CA Paris, Pôle 5 ch. 4, 22 novembre 2023, n° 19/21794

PARIS

Arrêt

Confirmation

PARTIES

Demandeur :

Fédération Régionale des Syndicats d'exploitants Agricoles de la Région Bretagne (Syndicat)

Défendeur :

Compagnie Financière et de Participations Roullier (SA), Timab Industries (SAS)

COMPOSITION DE LA JURIDICTION

Président :

Mme Dallery

Conseillers :

Mme Depelley, M. Richaud

Avocats :

Me Meynard, Me Galvez, Me David

CA Paris n° 19/21794

21 novembre 2023

FAITS ET PROCEDURE

Les parties et les phosphates pour l'alimentation animale,

La SA Compagnie Financière et de Participations Roullier CFPR (ci-après, "la SA Roullier") est la société holding du groupe Roullier, actif dans les domaines de l'agrofourniture (68 % de son chiffre d'affaires), de l'alimentation animale (14 %) et de l'alimentation humaine (7 %). Sa filiale, la SAS Timab Industries, est spécialisée depuis 1997 dans la production, la commercialisation et la distribution des phosphates pour l'alimentation animale (ci-après, "les PAA") exclusivement inorganiques.

Ces derniers, qui contiennent du phosphore de roche et de l'acide phosphorique purifié, sont issus de la dilution de la roche phosphatée dans de l'acide chlorhydrique ou obtenus en neutralisant l'acide phosphorique et sont de ce fait dépendants du prix de l'acide, lui-même indexé sur le cours du gaz, qui représente près des trois quarts de leur prix de revient, cette charge n'étant pas supportée par les producteurs de phosphates organiques pour l'alimentation animale qui tirent l'acide nécessaire des résidus de leurs propres produits que sont le sulfate et la gélatine. Les phosphates, qui permettent de satisfaire les besoins en phosphore des animaux d'élevage (solidification des os, croissance, métabolisme énergétique, digestion, solidité des coquilles) sont essentiels à leur alimentation. Incorporés dans les aliments fabriqués par de grands groupes et distribués par d'autres, ils ne sont l'objet d'aucune vente directe aux éleveurs.

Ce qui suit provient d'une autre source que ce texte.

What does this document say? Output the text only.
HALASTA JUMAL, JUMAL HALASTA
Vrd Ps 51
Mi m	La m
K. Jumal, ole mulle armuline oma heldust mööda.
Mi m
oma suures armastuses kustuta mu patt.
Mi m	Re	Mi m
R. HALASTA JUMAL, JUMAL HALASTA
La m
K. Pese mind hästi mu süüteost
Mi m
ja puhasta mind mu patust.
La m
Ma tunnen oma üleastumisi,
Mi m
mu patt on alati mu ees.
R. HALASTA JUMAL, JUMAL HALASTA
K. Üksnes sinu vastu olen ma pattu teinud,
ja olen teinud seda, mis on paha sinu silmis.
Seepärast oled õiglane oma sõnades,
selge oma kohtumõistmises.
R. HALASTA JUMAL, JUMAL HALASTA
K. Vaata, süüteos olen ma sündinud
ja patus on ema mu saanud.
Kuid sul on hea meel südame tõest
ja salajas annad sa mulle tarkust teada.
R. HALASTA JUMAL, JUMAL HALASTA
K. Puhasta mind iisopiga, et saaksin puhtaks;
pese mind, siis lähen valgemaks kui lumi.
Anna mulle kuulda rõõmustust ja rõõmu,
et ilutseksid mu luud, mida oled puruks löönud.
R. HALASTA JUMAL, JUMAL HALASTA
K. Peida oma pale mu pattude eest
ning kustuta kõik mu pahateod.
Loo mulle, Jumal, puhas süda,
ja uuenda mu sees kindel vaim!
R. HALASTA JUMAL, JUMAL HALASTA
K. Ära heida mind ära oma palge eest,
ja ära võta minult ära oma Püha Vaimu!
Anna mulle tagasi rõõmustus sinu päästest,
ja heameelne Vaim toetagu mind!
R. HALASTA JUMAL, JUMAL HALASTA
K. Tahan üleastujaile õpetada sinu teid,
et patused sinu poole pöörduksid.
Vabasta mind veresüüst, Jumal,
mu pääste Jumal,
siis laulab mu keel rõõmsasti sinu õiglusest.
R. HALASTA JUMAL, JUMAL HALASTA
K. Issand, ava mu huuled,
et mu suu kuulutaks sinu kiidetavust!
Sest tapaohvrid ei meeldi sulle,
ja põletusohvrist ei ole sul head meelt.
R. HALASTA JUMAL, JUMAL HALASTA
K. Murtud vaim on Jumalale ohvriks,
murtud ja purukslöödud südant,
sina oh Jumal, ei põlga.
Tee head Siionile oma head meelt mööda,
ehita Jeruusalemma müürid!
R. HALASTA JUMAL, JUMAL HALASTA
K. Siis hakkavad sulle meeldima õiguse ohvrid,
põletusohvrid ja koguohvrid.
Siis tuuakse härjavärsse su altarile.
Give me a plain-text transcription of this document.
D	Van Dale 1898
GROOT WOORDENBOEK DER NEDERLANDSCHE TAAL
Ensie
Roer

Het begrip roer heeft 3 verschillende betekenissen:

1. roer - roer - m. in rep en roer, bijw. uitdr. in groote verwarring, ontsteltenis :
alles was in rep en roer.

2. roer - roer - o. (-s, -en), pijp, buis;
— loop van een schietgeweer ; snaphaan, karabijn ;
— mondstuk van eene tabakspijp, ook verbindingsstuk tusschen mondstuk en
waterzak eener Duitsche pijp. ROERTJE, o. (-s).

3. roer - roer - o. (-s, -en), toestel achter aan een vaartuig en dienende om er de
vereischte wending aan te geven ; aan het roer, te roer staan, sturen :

La Fédération Régionale des Syndicats d'Exploitation Agricole de la région Bretagne (ci-après, "la FRSEA"), instance régionale de la FNSEA habilitée à représenter les fédérations ou unions départementales auprès des autorités publiques régionales, des instances officielles constitutives régionales et des organisations professionnelles ou interprofessionnelles régionales, est une union de syndicats agricoles soumise à ce titre aux dispositions des articles L. 2131-1 et suivants du code du travail. Elle regroupe les fédérations départementales de syndicats d'exploitants agricoles et les unions départementales de syndicats d'exploitants agricoles siégeant dans la région administrative de Bretagne. Aux termes de l'article 3 de ses statuts, elle a pour objet "d'assurer, dans le cadre de la région administrative, la représentation et la défense des intérêts de la profession agricole dans les domaines juridique, fiscal, social, économique, environnemental et administratif y compris en matière de formation et d'emploi ; elle examine tous les dossiers d'intérêt agricole régional, touchant l'ensemble des problèmes qui se posent à l'agriculture".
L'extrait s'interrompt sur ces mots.